The news from Roger Protz yesterday that AB InBev are considering the future of Boddingtons Bitter created something of a Proustian rush, although I don't do cakes. I started my drinking career in Doncaster and Middlesbrough, neither of which were ripe territory for Boddingtons (and I will have to write about 80s beers in Teesside one day), but when Whitbread bought the brewery in 1989 they saw Boddies as a strong product for expansion and within a year or so it started to turn up on hand pull on bars in their tied estate, including my local. It became remarkably popular, especially as the alternative was Trophy, cask Trophy, but Trophy nonetheless. After years of the caramel hues of John and Samuel Smiths' and Tetley's and Newcastle Brown, the straw colour of Boddingtons was a revelation, and its sharp, almost astringent taste set it well apart from anything else available in the area. Combined with a laddish marketing campaign and the ascendance of Manchester as a font of hip, Boddies got big.

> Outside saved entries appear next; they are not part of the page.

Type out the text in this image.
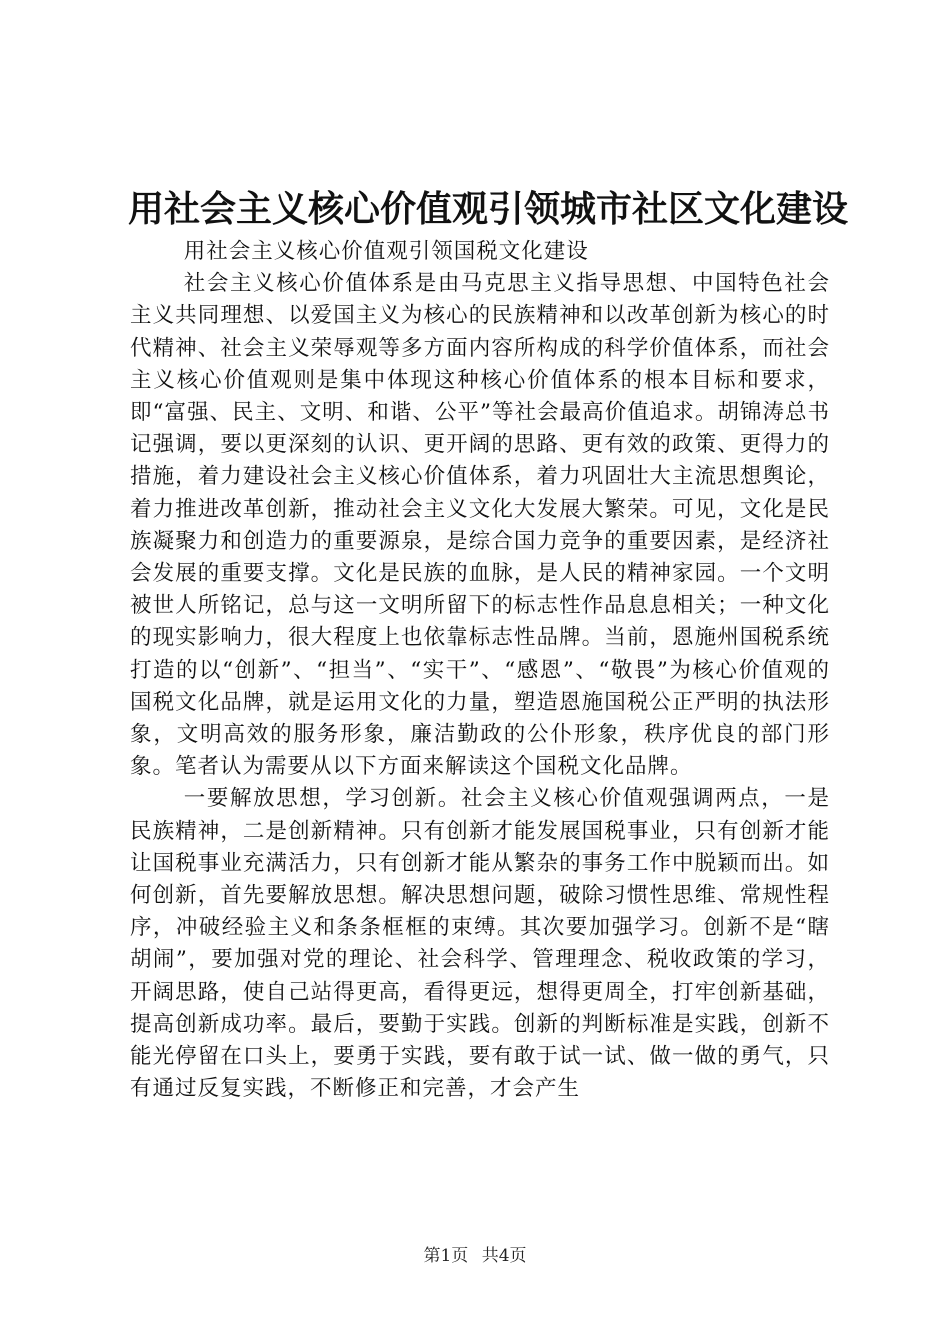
用社会主义核心价值观引领城市社区文化建设

用社会主义核心价值观引领国税文化建设

社会主义核心价值体系是由马克思主义指导思想、中国特色社会主义共同理想、以爱国主义为核心的民族精神和以改革创新为核心的时代精神、社会主义荣辱观等多方面内容所构成的科学价值体系，而社会主义核心价值观则是集中体现这种核心价值体系的根本目标和要求，即“富强、民主、文明、和谐、公平”等社会最高价值追求。胡锦涛总书记强调，要以更深刻的认识、更开阔的思路、更有效的政策、更得力的措施，着力建设社会主义核心价值体系，着力巩固壮大主流思想舆论，着力推进改革创新，推动社会主义文化大发展大繁荣。可见，文化是民族凝聚力和创造力的重要源泉，是综合国力竞争的重要因素，是经济社会发展的重要支撑。文化是民族的血脉，是人民的精神家园。一个文明被世人所铭记，总与这一文明所留下的标志性作品息息相关；一种文化的现实影响力，很大程度上也依靠标志性品牌。当前，恩施州国税系统打造的以“创新”、“担当”、“实干”、“感恩”、“敬畏”为核心价值观的国税文化品牌，就是运用文化的力量，塑造恩施国税公正严明的执法形象，文明高效的服务形象，廉洁勤政的公仆形象，秩序优良的部门形象。笔者认为需要从以下方面来解读这个国税文化品牌。

一要解放思想，学习创新。社会主义核心价值观强调两点，一是民族精神，二是创新精神。只有创新才能发展国税事业，只有创新才能让国税事业充满活力，只有创新才能从繁杂的事务工作中脱颖而出。如何创新，首先要解放思想。解决思想问题，破除习惯性思维、常规性程序，冲破经验主义和条条框框的束缚。其次要加强学习。创新不是“瞎胡闹”，要加强对党的理论、社会科学、管理理念、税收政策的学习，开阔思路，使自己站得更高，看得更远，想得更周全，打牢创新基础，提高创新成功率。最后，要勤于实践。创新的判断标准是实践，创新不能光停留在口头上，要勇于实践，要有敢于试一试、做一做的勇气，只有通过反复实践，不断修正和完善，才会产生

第1页 共4页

It was the most popular canned beer in the mid 90s with the application of the Draughtflow widget - it needed a sparkler to get its definitive creamy head anyway - and at its peak was shifting 850,000 barrels a year.

Now, I wouldn't consider myself a purist. I drank lager for years when there were few alternatives to be had in most pubs, but it did become clear that Boddingtons as it was died when someone decided that it was going to be Whitbread's flagship bitter brand. It's probably (barely) living proof that there's a point where a beer can only decline in quality. I don't think I've seen it on cask certainly since the AB Inbev takeover in 2000: in Leeds it's more likely to be on chilled risers in venues, nightclubs and student pubs with all the taste taken out. I knew that Strangeways brewery closed in 2004, which in the scheme of things is much the same as just what's happened with Tetley's in Leeds, but now the brewing contract with Hydes has ended, Hydes is moving to new premises near Salford's sparkling Media City and Boddingtons, production now back at 50,000 barrels a year, may be no more.

The news has decided for me what my first brew is going to be though. The recipe for Boddingtons bitter is in 'Brew Your Own British Real Ale' so I'm going to give it a go with malt extract. If that works, I'll try it with grain. And then I'll start making variations. It may be fond memory (and the last time I actually drank cask Boddingtons is probably 20 years ago) but it's a pretty good baseline even for modern ales.